Newly domesticated microorganisms provide a source of extracts for screening using the traditional Waksman platform (Figure 2). This approach was used to identify teixobactin, a representative of a novel class of antibiotics with broad bactericidal activity against Gram-positive bacteria [78]. Teixobactin (Table 1) was isolated from a previously unculturable β-proteobacterium, Eleftheria terrae, and found to target cell wall synthesis and disrupt lipid II containing cytoplasmic membranes, making spontaneous resistance unlikely [79]. Encouragingly, teixobactin was efficacious against MRSA in multiple mouse infection models and showed no resistance liability during standard laboratory testing [78].
Even when screening extracts from previously unculturable bacteria, the possibility of rediscovering known compounds remains. In one instance, this issue was addressed by a species-selective approach, where extracts active against Mycobacterium tuberculosis were counter-screened against S. aureus. This process yielded lassomycin (Table 1) from Lentzea kentuckyensis sp., which has specific bactericidal activity against growing and dormant M. tuberculosis [80].
Expanding the supply of microbes for antimicrobial screening from ‘unculturables’ and uncultured isolates is a promising, non-biased approach with the potential for significant discovery of novel antibiotic antibiotics. However, in situ approaches remain limited, leaving many microbes recalcitrant to culturing and domestication. For these, culture-independent approaches offer an alternative route to laboratory growth.

2.3. Culture-Independent Mining for Natural Products

Even with the improvements in culturing techniques, many bacteria still remain unculturable or lack BGC expression in vitro, further stymieing discovery efforts [81,82]. Thus, the true metabolic diversity encoded by the genomes of natural microbes remains to be explored. Recent advances in metagenomics and sequencing technologies have been co-opted to facilitate antibiotic discovery within this largely untapped space.
Early metagenomic studies followed a relatively simple pipeline for generating culture-independent libraries. Environmental DNA (eDNA) was isolated from a sample of interest, cloned into cosmids, and heterologously expressed in model organisms such as Escherichia coli. Individual clones were then screened for the production of molecules of interest using phenotypic assays. This technology proved capable of capturing some BGCs and yielded the production of bioactive molecules without the need to culture the producing organism or coax in vitro expression of BGCs [83,84,85,86]. However, metagenomic-based efforts were less successful than may have originally been expected.
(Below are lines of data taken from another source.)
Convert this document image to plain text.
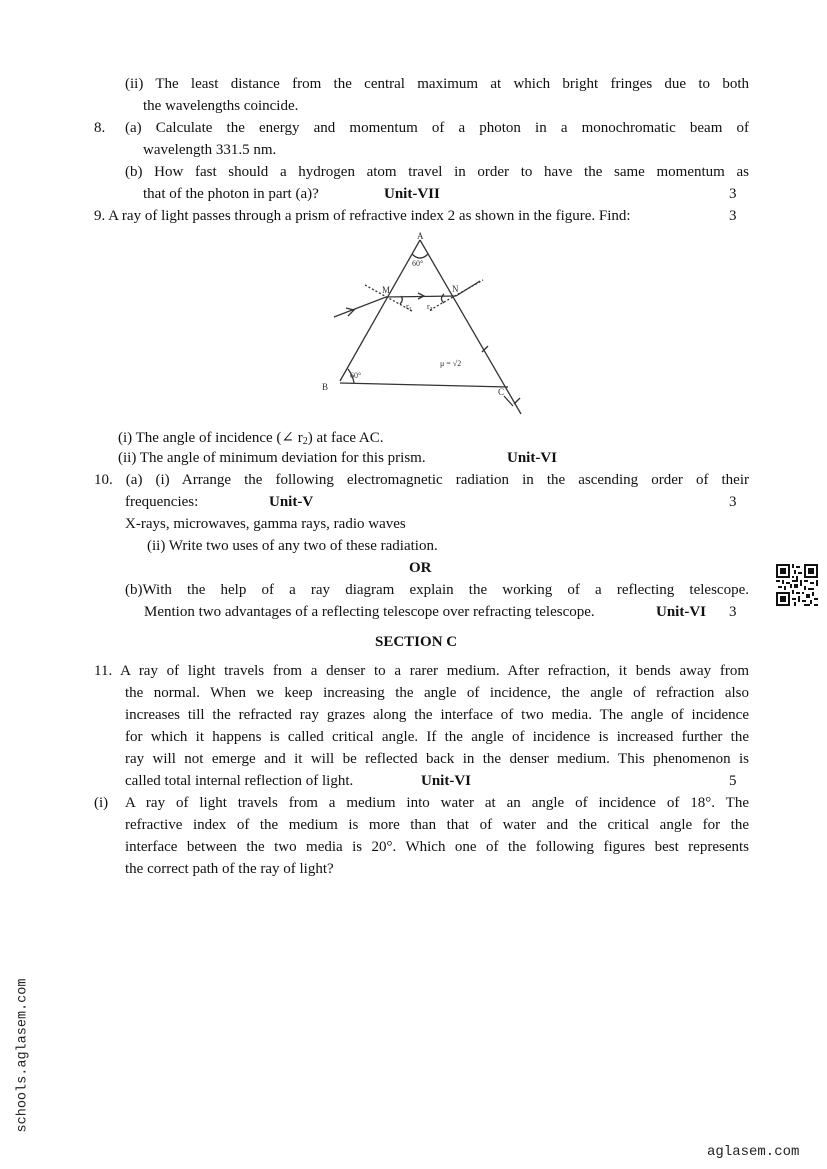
(ii) The least distance from the central maximum at which bright fringes due to both
the wavelengths coincide.
8. (a) Calculate the energy and momentum of a photon in a monochromatic beam of
wavelength 331.5 nm.
(b) How fast should a hydrogen atom travel in order to have the same momentum as
that of the photon in part (a)?	Unit-VII	3
9. A ray of light passes through a prism of refractive index 2 as shown in the figure. Find:	3
A
60°
M	N
$r_1$ $r_2$
μ = √2
60°
B	C
(i) The angle of incidence (∠ $r_2$) at face AC.
(ii) The angle of minimum deviation for this prism.	Unit-VI
10. (a) (i) Arrange the following electromagnetic radiation in the ascending order of their
frequencies:	Unit-V	3
X-rays, microwaves, gamma rays, radio waves
(ii) Write two uses of any two of these radiation.
OR
(b)With the help of a ray diagram explain the working of a reflecting telescope.
Mention two advantages of a reflecting telescope over refracting telescope.	Unit-VI 3
SECTION C
11. A ray of light travels from a denser to a rarer medium. After refraction, it bends away from
the normal. When we keep increasing the angle of incidence, the angle of refraction also
increases till the refracted ray grazes along the interface of two media. The angle of incidence
for which it happens is called critical angle. If the angle of incidence is increased further the
ray will not emerge and it will be reflected back in the denser medium. This phenomenon is
called total internal reflection of light.	Unit-VI	5
(i) A ray of light travels from a medium into water at an angle of incidence of 18°. The
refractive index of the medium is more than that of water and the critical angle for the
interface between the two media is 20°. Which one of the following figures best represents
the correct path of the ray of light?
schools.aglasem.com
aglasem.com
An inability to capture large BGCs within a single clone and the use of model host organisms ill-equipped to support diverse natural product production limited the chemical matter compatible with heterologous expression. Additionally, only a small fraction of clones within a non-biased metagenomic library will contain BGCs. Secondary metabolite biosynthesis is estimated to comprise less than 2% of many bacterial genomes [87]. This scarcity necessitated large-scale screening of libraries to identify the few clones producing bioactive molecules. Therefore, the field has shifted away from non-biased metagenomic approaches towards more targeted, sequence-based strategies that enrich libraries for BGCs.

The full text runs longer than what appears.